In terms of classroom use, Negotiating Disability is a strong fit as a whole for any social sciences- or humanities-flavored course at the upper-division or graduate-level that focuses (to some degree) on DS. Centers for Teaching and Learning, graduate courses in pedagogy, and related training for teachers in higher education would better meet goals related to diversity and inclusion if they excerpted chapters to fit their local contexts. Further, chapters organized as conversations (Carter et al.; Harbour et al.; Freedman et al.; Breneman et al.) lend themselves to any higher education classroom regardless of level or content area, to student organizations advocating with and for people with disabilities, and perhaps also to the waiting area of a DS office. These conversations both model and invite more conversation. Finally, since questions of disclosure always include questions of privacy, intersectionality, precarity, and risk, scholars across disciplines interested in the latter questions may find fresh insights by engaging with the former through chapters residing at the nexuses of disability and poverty (Seelman), international student status (Alshammari), graduate student status in the continental US (Carter et al.) and Puerto Rico (Carroll-Miranda), casualized academic labor (Kaul), LGBTQ identities (Miller, Wynn, and Webb), Black and African-American identities at HBCUs (Harbour et al.), specialized programs (Freedman et al.), and "cyberchondria" or the use of the internet to diagnose oneself or a loved one (often catastrophically and erroneously) (Vidali).

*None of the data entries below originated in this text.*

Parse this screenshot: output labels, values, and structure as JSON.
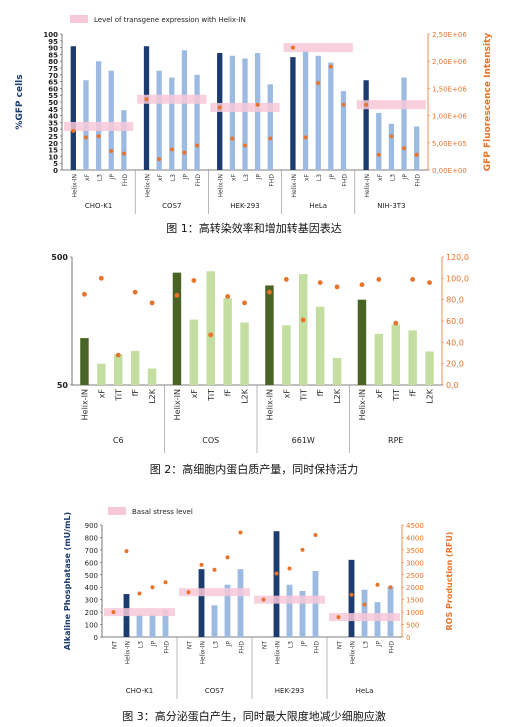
{
  "captions": {
    "fig1": "图 1：高转染效率和增加转基因表达",
    "fig2": "图 2：高细胞内蛋白质产量，同时保持活力",
    "fig3": "图 3：高分泌蛋白产生，同时最大限度地减少细胞应激"
  },
  "colors": {
    "dark_blue": "#1c3b6e",
    "light_blue": "#9dbbe2",
    "dark_green": "#4a6425",
    "light_green": "#c3dea0",
    "orange": "#e8732a",
    "pink": "#f7c8d8",
    "axis": "#555555",
    "right_axis": "#e8732a"
  },
  "chart_data": [
    {
      "type": "bar",
      "legend": {
        "label": "Level of transgene expression with Helix-IN",
        "position": "top-left"
      },
      "ylabel": "%GFP cells",
      "y2label": "GFP Fluorescence Intensity",
      "ylim": [
        0,
        100
      ],
      "yticks": [
        "0",
        "5",
        "10",
        "15",
        "20",
        "25",
        "30",
        "35",
        "40",
        "45",
        "50",
        "55",
        "60",
        "65",
        "70",
        "75",
        "80",
        "85",
        "90",
        "95",
        "100"
      ],
      "y2lim": [
        0,
        2500000
      ],
      "y2ticks": [
        "0,00E+00",
        "5,00E+05",
        "1,00E+06",
        "1,50E+06",
        "2,00E+06",
        "2,50E+06"
      ],
      "groups": [
        {
          "name": "CHO-K1",
          "labels": [
            "Helix-IN",
            "xF",
            "L3",
            "JP",
            "FHD"
          ],
          "values": [
            91,
            66,
            80,
            73,
            44
          ],
          "points": [
            0.72,
            0.6,
            0.62,
            0.35,
            0.3
          ],
          "band": 0.8
        },
        {
          "name": "COS7",
          "labels": [
            "Helix-IN",
            "xF",
            "L3",
            "JP",
            "FHD"
          ],
          "values": [
            91,
            73,
            68,
            88,
            70
          ],
          "points": [
            1.3,
            0.2,
            0.38,
            0.32,
            0.45
          ],
          "band": 1.3
        },
        {
          "name": "HEK-293",
          "labels": [
            "Helix-IN",
            "xF",
            "L3",
            "JP",
            "FHD"
          ],
          "values": [
            86,
            84,
            82,
            86,
            63
          ],
          "points": [
            1.15,
            0.58,
            0.45,
            1.2,
            0.58
          ],
          "band": 1.15
        },
        {
          "name": "HeLa",
          "labels": [
            "Helix-IN",
            "xF",
            "L3",
            "JP",
            "FHD"
          ],
          "values": [
            83,
            88,
            84,
            79,
            58
          ],
          "points": [
            2.25,
            0.6,
            1.6,
            1.9,
            1.2
          ],
          "band": 2.25
        },
        {
          "name": "NIH-3T3",
          "labels": [
            "Helix-IN",
            "xF",
            "L3",
            "JP",
            "FHD"
          ],
          "values": [
            66,
            42,
            34,
            68,
            32
          ],
          "points": [
            1.2,
            0.28,
            0.62,
            0.4,
            0.28
          ],
          "band": 1.2
        }
      ]
    },
    {
      "type": "bar",
      "ylim": [
        50,
        500
      ],
      "yticks": [
        "50",
        "500"
      ],
      "y2lim": [
        0,
        120
      ],
      "y2ticks": [
        "0,0",
        "20,0",
        "40,0",
        "60,0",
        "80,0",
        "100,0",
        "120,0"
      ],
      "groups": [
        {
          "name": "C6",
          "labels": [
            "Helix-IN",
            "xF",
            "TiT",
            "fF",
            "L2K"
          ],
          "values": [
            215,
            125,
            158,
            170,
            108
          ],
          "points": [
            85,
            100,
            28,
            87,
            77
          ]
        },
        {
          "name": "COS",
          "labels": [
            "Helix-IN",
            "xF",
            "TiT",
            "fF",
            "L2K"
          ],
          "values": [
            445,
            280,
            450,
            355,
            270
          ],
          "points": [
            84,
            98,
            47,
            83,
            77
          ]
        },
        {
          "name": "661W",
          "labels": [
            "Helix-IN",
            "xF",
            "TiT",
            "fF",
            "L2K"
          ],
          "values": [
            400,
            260,
            440,
            325,
            145
          ],
          "points": [
            87,
            99,
            61,
            96,
            92
          ]
        },
        {
          "name": "RPE",
          "labels": [
            "Helix-IN",
            "xF",
            "TiT",
            "fF",
            "L2K"
          ],
          "values": [
            350,
            230,
            263,
            242,
            168
          ],
          "points": [
            94,
            99,
            58,
            99,
            96
          ]
        }
      ]
    },
    {
      "type": "bar",
      "legend": {
        "label": "Basal stress level",
        "position": "top-left"
      },
      "ylabel": "Alkaline Phosphatase (mU/mL)",
      "y2label": "ROS Production (RFU)",
      "ylim": [
        0,
        900
      ],
      "yticks": [
        "0",
        "100",
        "200",
        "300",
        "400",
        "500",
        "600",
        "700",
        "800",
        "900"
      ],
      "y2lim": [
        0,
        4500
      ],
      "y2ticks": [
        "0",
        "500",
        "1000",
        "1500",
        "2000",
        "2500",
        "3000",
        "3500",
        "4000",
        "4500"
      ],
      "groups": [
        {
          "name": "CHO-K1",
          "labels": [
            "NT",
            "Helix-IN",
            "L3",
            "JP",
            "FHD"
          ],
          "values": [
            0,
            345,
            180,
            185,
            220
          ],
          "points": [
            1000,
            3450,
            1750,
            2000,
            2200
          ],
          "band": 1000
        },
        {
          "name": "COS7",
          "labels": [
            "NT",
            "Helix-IN",
            "L3",
            "JP",
            "FHD"
          ],
          "values": [
            0,
            545,
            255,
            420,
            545
          ],
          "points": [
            1800,
            2900,
            2700,
            3200,
            4200
          ],
          "band": 1800
        },
        {
          "name": "HEK-293",
          "labels": [
            "NT",
            "Helix-IN",
            "L3",
            "JP",
            "FHD"
          ],
          "values": [
            0,
            850,
            420,
            370,
            530
          ],
          "points": [
            1500,
            2550,
            2750,
            3500,
            4100
          ],
          "band": 1500
        },
        {
          "name": "HeLa",
          "labels": [
            "NT",
            "Helix-IN",
            "L3",
            "JP",
            "FHD"
          ],
          "values": [
            0,
            620,
            380,
            280,
            405
          ],
          "points": [
            800,
            1700,
            1300,
            2100,
            2000
          ],
          "band": 800
        }
      ]
    }
  ]
}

Disclosure is not "a singular, formal moment of revelation," argues Rebecca Sanchez in one of the collection's most provocative chapters, "Doing Disability with Others" (211). Rather, disclosure is an ever-emerging part of "doing disability in public space" (211), a dynamic performance that can change how non-disabled people approach people with disabilities—for example, through colorful lights on the spokes of a wheelchair that invite playful, wondrous, smiling interactions with the public or a "DeafBlind and Badass" button that discloses by proudly proclaiming a disabled identity (Sanchez). Although no collection can fill every gap, Negotiating Disability's authors do disability with others in higher education across a broad swath of intersectional identities and representations. Taken together, they constellate one galaxy in a university of disability being and doing.